The Golden Roses with Sterling Drake at Mercury Lounge
Combining Lone Star tradition, respectful originality and road-tested western swing, the Golden Roses’ second studio album, “Devil’s In The Details,” chronicles the trials and tribulations of life experiences on and off the road paired with seamless harmonies and sharp, nostalgic songwriting. Recorded at yellow DOG Studios in Wimberley, TX, the album was produced by Grammy Award winner Adam Odor and features twelve original tracks penned by front man John Mutchler. The Golden Roses, which features Mutchler (vocals, guitar); Heather Rae Johnson (fiddle, backing vocals); Troy Wilson (bass, backing vocals) and Shawnee Rose (drums), also enlisted help from Mike and the Moonpies’ Mike Harmeier (harmonies) and Zachary Moulton (pedal steel). “Not only are we all inspired by the Texas dancehall classics — Johnny Bush, Ray Price and people like that — but also by Jerry Jeff Walker, Doug Sahm and all those guys who kept the tradition but did whatever the hell they wanted with it,” Mutchler explains. “If anybody asks what the Golden Roses are about, it’s me playing music with some of my closest friends. And when people ask me what we play, I tell them that we play Texas country music. There’s this great line in Jan Reid’s book The Improbable Rise of Redneck Rock that says ‘Texas country music is just a little more ornery and kinda off to the side.’ I read that and thought, ‘Shit man, that’s us. That’s the Golden Roses” a little bit ornery and off to the side.”

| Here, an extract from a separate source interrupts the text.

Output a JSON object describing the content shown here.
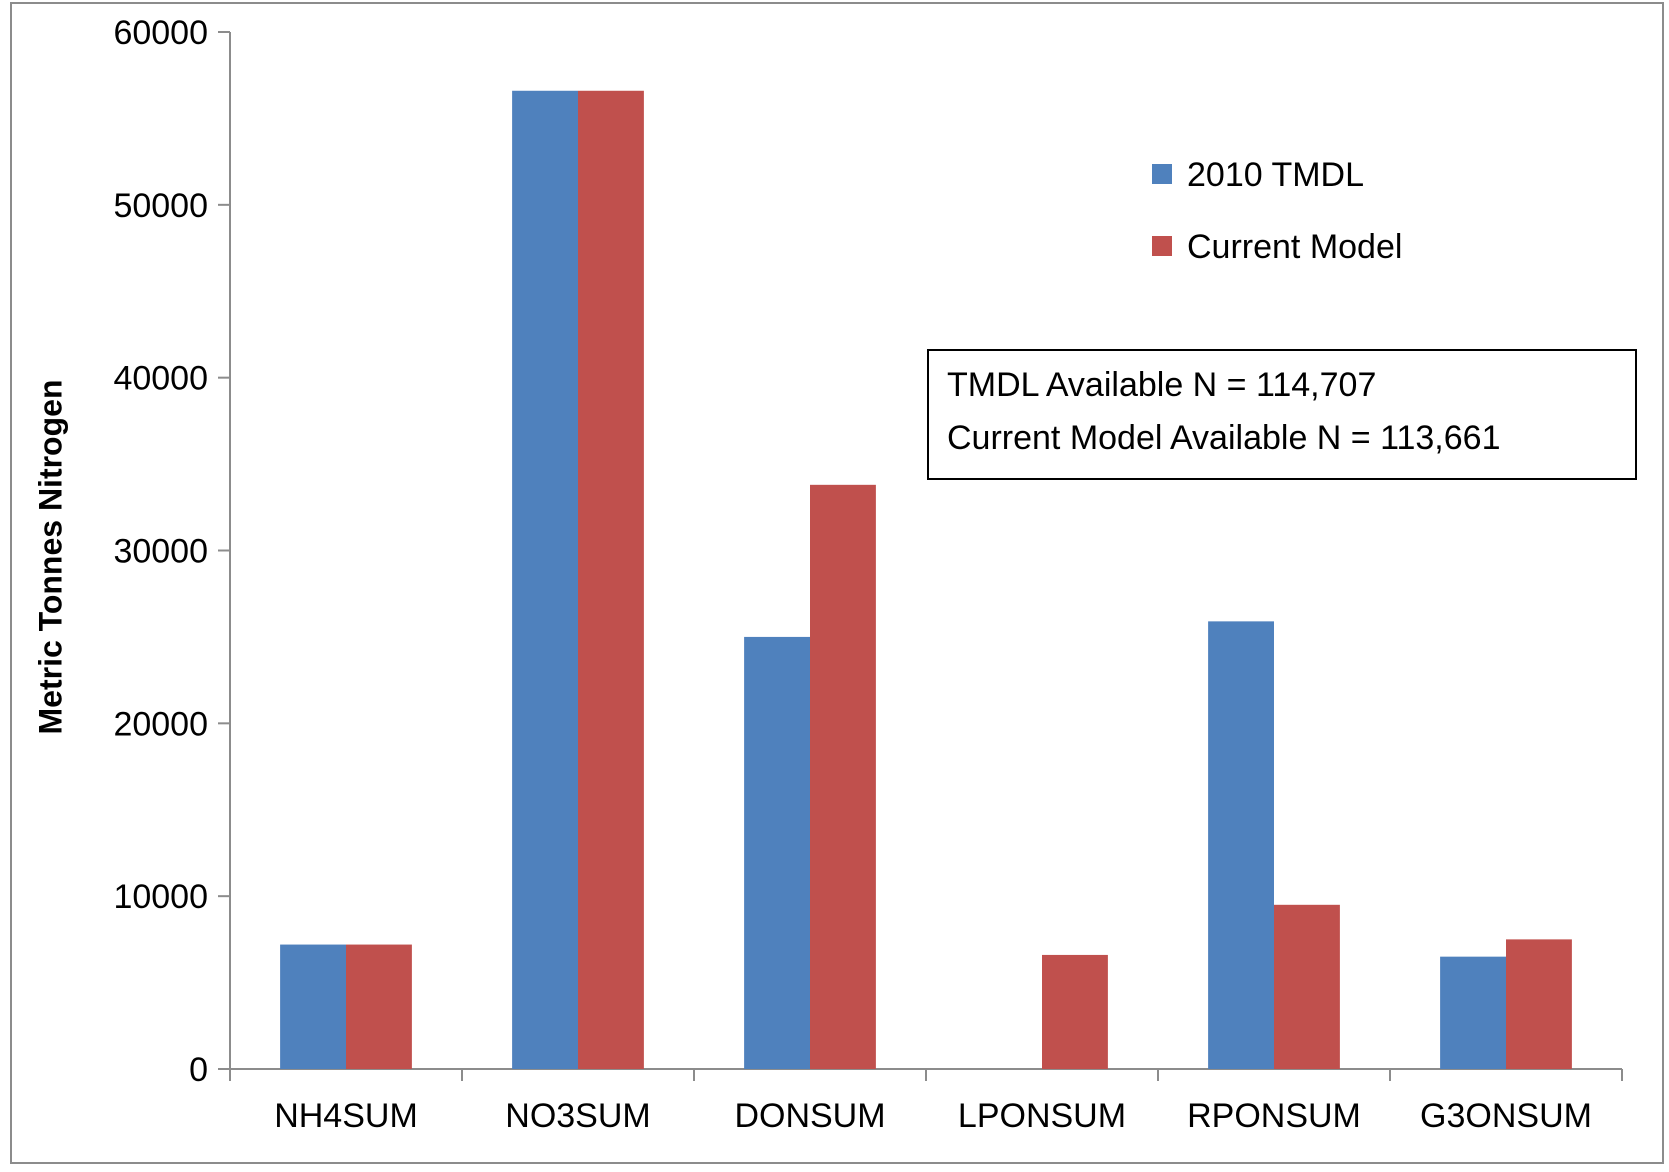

Every note that came out of those sessions is a gembrimming with honky tonk, bluegrass and rock and roll sensibilities. Lyrical heartbreak and humor. It’s not easy to assemble these pieces and bring them to life with a jolt of irresistible rhythm. But that’s just what the Golden Roses does throughout Devil’s in the Details. And there’s a story behind every song. A fan requested that Mutchler write a song with the title “San Antonio By Sundown,” so he did during a drive back to Austin, specifically as an answer to “Amarillo By Morning.” His relationship with his California-born partner inspired the Waylon-tinged “Boy From The East, Gal From The West.” When someone ripped off his favorite hat during a gig, Mutchler channeled his anger into “Song About My Cowboy Hat,” a hilarious account of the crime with a dead-serious warning at the end directed toward the culprit. The music takes us from Bakersfield, CA to any tear-stained bar, from a prison cell to candid, sometimes painful self-reflection. And all of it pulls you out onto the dance floor.